2. Now learned Counsel and the learned Chief Justice had relied for the view that the decree was barred by time on certain rulings, one of which is reported in Sri Narain Tewari v. Brij Narain Rai : AIR1931All326 . This was a ruling of a Bench of which one of us was a member and in that case there was a decree under which the decree-holder was granted a right to recover possession of property in the hands of the defendants contingent on the decree-holder paying a certain sum of money to the defendants, but no date was fixed for the payment. It was held that on the passing of that decree Article 181, Limitation Act, applied, and the decree-holder had a right to make the payment to the judgment-debtor on the passing of the decree, and therefore limitation for his right to apply began to run from the time when the right to apply accrued, that is, the passing of the decree, and he was barred by three years' limitation as he did not make the payment within three years from the date of the decree. That, application made more than three years from the date of the decree was therefore held to be barred under Article 181. Now it will be noted that that was payment to be made by one party to the other. The condition in the present case is otherwise as the condition in the present case is the payment of court-fee. Now for court-fee there is a Section in the Civil Procedure Code, Section 149, which provides as follows:
Where the whole or any part of any fee prescribed for any document by the law for the time being in force relating to court-fees has not been paid, the Court may, in its discretion, at any stage, allow the person, by whom such fee is payable, to pay the whole or part, as the case may be, of such court-fee; and upon such payment the document, in respect of which such fee is payable, shall have the same force and effect as if such fee had been paid in the first instance.
3. This Section gives the Court discretion at any stage to allow the person by whom a court-fee is payable to pay the court-fee.
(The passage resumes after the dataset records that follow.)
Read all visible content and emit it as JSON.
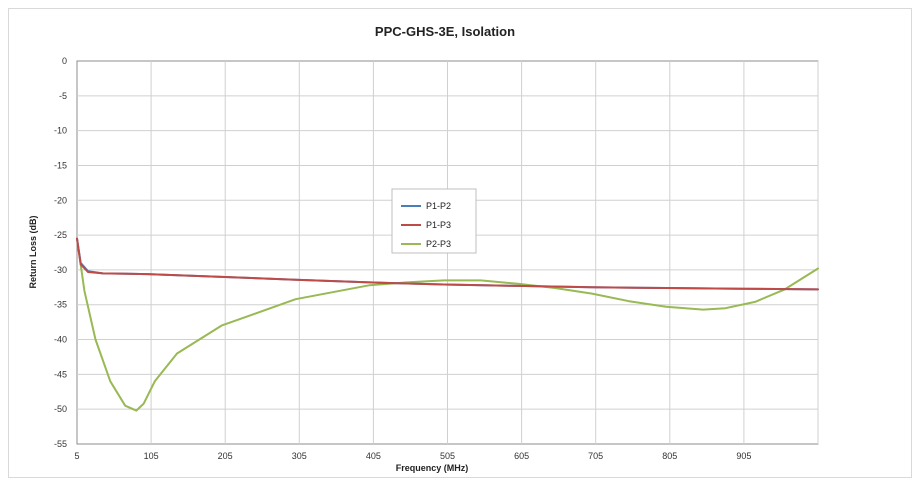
{
  "chart_data": {
    "type": "line",
    "title": "PPC-GHS-3E, Isolation",
    "xlabel": "Frequency (MHz)",
    "ylabel": "Return Loss (dB)",
    "xlim": [
      5,
      1005
    ],
    "ylim": [
      -55,
      0
    ],
    "x_ticks": [
      "5",
      "105",
      "205",
      "305",
      "405",
      "505",
      "605",
      "705",
      "805",
      "905"
    ],
    "x_tick_values": [
      5,
      105,
      205,
      305,
      405,
      505,
      605,
      705,
      805,
      905
    ],
    "y_ticks": [
      "0",
      "-5",
      "-10",
      "-15",
      "-20",
      "-25",
      "-30",
      "-35",
      "-40",
      "-45",
      "-50",
      "-55"
    ],
    "y_tick_values": [
      0,
      -5,
      -10,
      -15,
      -20,
      -25,
      -30,
      -35,
      -40,
      -45,
      -50,
      -55
    ],
    "grid": true,
    "legend_position": "center",
    "series": [
      {
        "name": "P1-P2",
        "color": "#4a7ebb",
        "x": [
          5,
          10,
          20,
          40,
          100,
          200,
          300,
          400,
          500,
          600,
          700,
          800,
          900,
          1005
        ],
        "y": [
          -25.5,
          -29,
          -30.2,
          -30.5,
          -30.6,
          -31,
          -31.4,
          -31.8,
          -32.1,
          -32.3,
          -32.5,
          -32.6,
          -32.7,
          -32.8
        ]
      },
      {
        "name": "P1-P3",
        "color": "#be4b48",
        "x": [
          5,
          10,
          20,
          40,
          100,
          200,
          300,
          400,
          500,
          600,
          700,
          800,
          900,
          1005
        ],
        "y": [
          -25.5,
          -29.2,
          -30.3,
          -30.5,
          -30.6,
          -31,
          -31.4,
          -31.8,
          -32.1,
          -32.3,
          -32.5,
          -32.6,
          -32.7,
          -32.8
        ]
      },
      {
        "name": "P2-P3",
        "color": "#98b954",
        "x": [
          5,
          15,
          30,
          50,
          70,
          85,
          95,
          110,
          140,
          200,
          300,
          400,
          450,
          500,
          550,
          600,
          650,
          700,
          750,
          800,
          850,
          880,
          920,
          960,
          1005
        ],
        "y": [
          -25.5,
          -33,
          -40,
          -46,
          -49.5,
          -50.2,
          -49.2,
          -46,
          -42,
          -38,
          -34.2,
          -32.2,
          -31.8,
          -31.5,
          -31.5,
          -32,
          -32.6,
          -33.4,
          -34.5,
          -35.3,
          -35.7,
          -35.5,
          -34.6,
          -32.8,
          -29.8
        ]
      }
    ]
  }
}
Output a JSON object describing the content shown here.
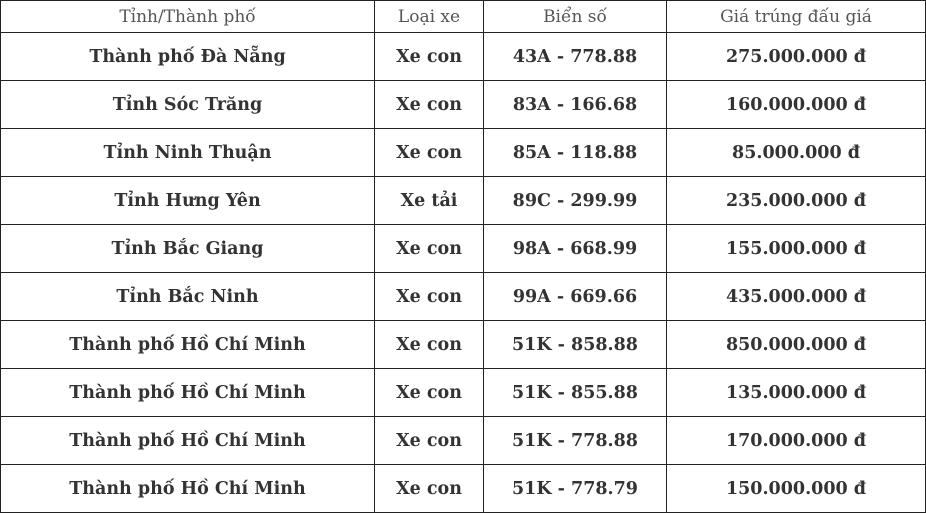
{
  "table": {
    "headers": [
      "Tỉnh/Thành phố",
      "Loại xe",
      "Biển số",
      "Giá trúng đấu giá"
    ],
    "rows": [
      [
        "Thành phố Đà Nẵng",
        "Xe con",
        "43A - 778.88",
        "275.000.000 đ"
      ],
      [
        "Tỉnh Sóc Trăng",
        "Xe con",
        "83A - 166.68",
        "160.000.000 đ"
      ],
      [
        "Tỉnh Ninh Thuận",
        "Xe con",
        "85A - 118.88",
        "85.000.000 đ"
      ],
      [
        "Tỉnh Hưng Yên",
        "Xe tải",
        "89C - 299.99",
        "235.000.000 đ"
      ],
      [
        "Tỉnh Bắc Giang",
        "Xe con",
        "98A - 668.99",
        "155.000.000 đ"
      ],
      [
        "Tỉnh Bắc Ninh",
        "Xe con",
        "99A - 669.66",
        "435.000.000 đ"
      ],
      [
        "Thành phố Hồ Chí Minh",
        "Xe con",
        "51K - 858.88",
        "850.000.000 đ"
      ],
      [
        "Thành phố Hồ Chí Minh",
        "Xe con",
        "51K - 855.88",
        "135.000.000 đ"
      ],
      [
        "Thành phố Hồ Chí Minh",
        "Xe con",
        "51K - 778.88",
        "170.000.000 đ"
      ],
      [
        "Thành phố Hồ Chí Minh",
        "Xe con",
        "51K - 778.79",
        "150.000.000 đ"
      ]
    ]
  }
}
The Court of original jurisdiction has in the present case allowed the payment of the court-fee on 2nd April 1932 on the application of Jhau Lal. The question is, was the Court entitled to accept that payment or not. Section 149, Civil P.C., in our opinion gives the Court an absolute discretion in this matter. Learned Counsel argued that the application to pay the court-fee could not be made later than three years after the date of the decree because such an application would be barred under Article 182 of Limitation Act. But, in our view, the decree was not complete until the payment of the court-fee, and until that date there was no decree which could be executed. In our view also the proceeding had not become final in the Court of first instance until the Court either accepted the court-fee from Jhau Lal or had held that his claim was dismissed on account of his failing to pay the court-fee. We may also refer to the provisions in Section 11, Court-fees Act, which deals, among other matters, with the payment of court-fee in a case like the present which is a suit for an account. That Section provides:
The decree shall not be executed until the difference between the fee actually paid and the fee which would have been payable had the suit comprised the whole of the profits or the amount so decreed shall have been paid to the proper officer.
4. This shows that until the payment is made there is no decree capable of execution. In our view until there is a decree capable of execution it cannot be said that limitation has begun to run under Article 182, Limitation Act. For these reasons we allow this Letters Patent appeal with costs throughout and we restore the order of the execution Court of first instance.